Not a medical one as of yet. "There are no drugs or supplements that can be used to treat post-viral fatigue," explains Dr Charles Shepherd. Instead, it's all about managing your symptoms as best you can.

"Experience from other post-viral fatigue problems suggests that the best outcomes come with gradually increasing exercise and returning as far as possible to normal activities including work," says Professor James Chalmers. "Fatigue gets worse if the heart, lungs, muscles and other key body systems are not used and there is a risk of loss of fitness during COVID, therefore doing as much as you comfortably can do is an important part of getting over Long COVID." But as Dr Shepherd urges, don't push too far or you may suffer a crash and end up taking steps backward.

Are you still infectious when you have Long COVID?

This is another area where experts can't be completely sure, but the current belief is that Long COVID patients are no longer infectious, and so are unlikely to spread the virus to others. "We are still on a very steep learning curve when it comes to understanding how this particular coronavirus behaves. However, there is no evidence to indicate that it persists like hepatitis C infection or HIV. Consequently, people who have continuing fatigue, but no other coronavirus symptoms, appear to be no longer infective to others in our current state of knowledge," says Dr Shepherd.

What should you do if you think you’re suffering from Long COVID?

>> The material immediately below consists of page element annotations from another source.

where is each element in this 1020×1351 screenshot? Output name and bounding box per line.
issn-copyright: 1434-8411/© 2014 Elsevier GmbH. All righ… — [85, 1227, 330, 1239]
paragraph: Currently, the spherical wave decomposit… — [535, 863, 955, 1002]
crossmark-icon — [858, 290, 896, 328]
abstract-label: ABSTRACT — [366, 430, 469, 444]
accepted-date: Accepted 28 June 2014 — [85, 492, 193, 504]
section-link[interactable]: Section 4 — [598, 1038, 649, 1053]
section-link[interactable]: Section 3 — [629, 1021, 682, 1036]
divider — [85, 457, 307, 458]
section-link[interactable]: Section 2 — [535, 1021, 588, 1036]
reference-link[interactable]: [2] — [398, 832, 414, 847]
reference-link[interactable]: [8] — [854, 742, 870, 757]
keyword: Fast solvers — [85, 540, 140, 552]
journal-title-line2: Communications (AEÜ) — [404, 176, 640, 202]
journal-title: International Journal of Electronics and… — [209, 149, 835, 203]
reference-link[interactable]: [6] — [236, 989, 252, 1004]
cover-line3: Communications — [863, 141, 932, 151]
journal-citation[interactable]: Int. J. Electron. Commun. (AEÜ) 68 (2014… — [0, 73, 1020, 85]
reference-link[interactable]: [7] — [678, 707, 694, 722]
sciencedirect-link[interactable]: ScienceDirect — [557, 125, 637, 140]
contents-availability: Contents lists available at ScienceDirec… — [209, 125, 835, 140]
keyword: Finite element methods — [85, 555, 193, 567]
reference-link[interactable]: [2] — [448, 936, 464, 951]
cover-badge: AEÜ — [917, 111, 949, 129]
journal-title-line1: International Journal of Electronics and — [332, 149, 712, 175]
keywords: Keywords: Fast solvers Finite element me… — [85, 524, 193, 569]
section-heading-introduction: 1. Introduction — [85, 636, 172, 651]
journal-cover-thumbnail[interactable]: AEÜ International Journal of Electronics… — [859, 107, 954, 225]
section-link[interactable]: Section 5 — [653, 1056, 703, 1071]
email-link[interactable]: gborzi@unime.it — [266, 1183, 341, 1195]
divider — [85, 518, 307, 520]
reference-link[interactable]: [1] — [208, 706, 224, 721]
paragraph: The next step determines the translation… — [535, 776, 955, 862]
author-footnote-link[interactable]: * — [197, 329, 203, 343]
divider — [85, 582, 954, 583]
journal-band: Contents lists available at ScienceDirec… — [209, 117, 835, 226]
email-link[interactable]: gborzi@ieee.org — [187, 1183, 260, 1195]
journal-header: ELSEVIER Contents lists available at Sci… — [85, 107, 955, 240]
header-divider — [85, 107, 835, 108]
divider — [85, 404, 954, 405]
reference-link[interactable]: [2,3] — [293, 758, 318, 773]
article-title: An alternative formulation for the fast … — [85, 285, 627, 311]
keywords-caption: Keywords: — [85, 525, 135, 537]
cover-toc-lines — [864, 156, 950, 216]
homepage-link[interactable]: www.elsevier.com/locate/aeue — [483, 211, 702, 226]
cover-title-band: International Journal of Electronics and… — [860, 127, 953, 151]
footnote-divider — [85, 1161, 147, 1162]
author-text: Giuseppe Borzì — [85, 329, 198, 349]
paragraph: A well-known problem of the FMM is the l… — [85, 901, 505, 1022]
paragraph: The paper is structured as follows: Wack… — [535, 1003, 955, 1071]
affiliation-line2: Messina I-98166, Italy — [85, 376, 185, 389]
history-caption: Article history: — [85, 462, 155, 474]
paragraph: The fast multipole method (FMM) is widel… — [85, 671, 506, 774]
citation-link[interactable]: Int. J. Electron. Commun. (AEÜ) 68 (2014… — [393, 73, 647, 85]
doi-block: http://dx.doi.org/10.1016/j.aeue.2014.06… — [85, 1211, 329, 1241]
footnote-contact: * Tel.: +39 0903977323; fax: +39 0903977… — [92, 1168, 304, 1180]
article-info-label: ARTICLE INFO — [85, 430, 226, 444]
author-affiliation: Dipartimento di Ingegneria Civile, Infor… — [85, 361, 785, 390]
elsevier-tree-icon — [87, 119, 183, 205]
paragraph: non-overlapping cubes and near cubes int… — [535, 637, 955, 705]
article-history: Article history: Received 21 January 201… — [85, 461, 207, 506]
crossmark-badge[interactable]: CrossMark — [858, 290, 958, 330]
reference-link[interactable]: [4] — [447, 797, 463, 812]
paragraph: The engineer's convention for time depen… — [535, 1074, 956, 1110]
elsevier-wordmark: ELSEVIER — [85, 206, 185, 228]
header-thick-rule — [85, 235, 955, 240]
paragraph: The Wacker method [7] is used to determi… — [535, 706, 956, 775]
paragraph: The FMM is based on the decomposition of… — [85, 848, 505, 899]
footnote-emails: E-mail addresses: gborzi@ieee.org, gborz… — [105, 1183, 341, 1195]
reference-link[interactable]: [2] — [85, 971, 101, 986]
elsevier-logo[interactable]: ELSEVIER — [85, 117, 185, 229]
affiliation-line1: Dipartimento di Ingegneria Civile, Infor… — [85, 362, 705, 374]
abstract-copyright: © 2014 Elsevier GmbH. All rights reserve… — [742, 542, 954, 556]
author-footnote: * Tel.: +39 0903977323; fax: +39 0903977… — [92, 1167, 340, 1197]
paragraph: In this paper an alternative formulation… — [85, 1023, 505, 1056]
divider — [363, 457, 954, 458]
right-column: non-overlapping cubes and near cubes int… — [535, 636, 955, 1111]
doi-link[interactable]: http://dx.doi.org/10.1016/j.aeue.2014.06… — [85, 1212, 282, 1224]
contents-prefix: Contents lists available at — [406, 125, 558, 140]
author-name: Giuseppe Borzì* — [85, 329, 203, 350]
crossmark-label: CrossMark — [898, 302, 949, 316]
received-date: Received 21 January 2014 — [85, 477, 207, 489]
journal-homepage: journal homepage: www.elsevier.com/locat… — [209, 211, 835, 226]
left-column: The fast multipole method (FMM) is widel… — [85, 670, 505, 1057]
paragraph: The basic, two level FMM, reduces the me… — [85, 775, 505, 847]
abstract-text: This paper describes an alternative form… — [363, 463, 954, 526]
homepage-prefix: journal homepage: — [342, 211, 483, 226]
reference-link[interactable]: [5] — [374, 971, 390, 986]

"Do let your GP know that you are having health problems post COVID, especially if symptoms are getting worse or new symptoms develop," advises Dr Shepherd. "Although a face-to-face consultation with your GP may be difficult to arrange, most GPs are happy to speak to their patients on the phone. Some GPs are now offering video consultations - which can be helpful if a more thorough assessment is required."

And make sure to protect your mental health, too. "Looking after your mental and emotional health is another important part of management," reminds Dr Shepherd. In particular, this means avoiding stressful situations wherever possible. Not surprisingly, all the restrictions that this illness imposes on what you are able do can make people feel fed up, frustrated and sometimes even anxious or depressed. If you are feeling anxious, or your mood is obviously low, and you are feeling depressed (with tearfulness, loss of interest in activities, loss of self-esteem), you must speak to your GP about how this should be managed."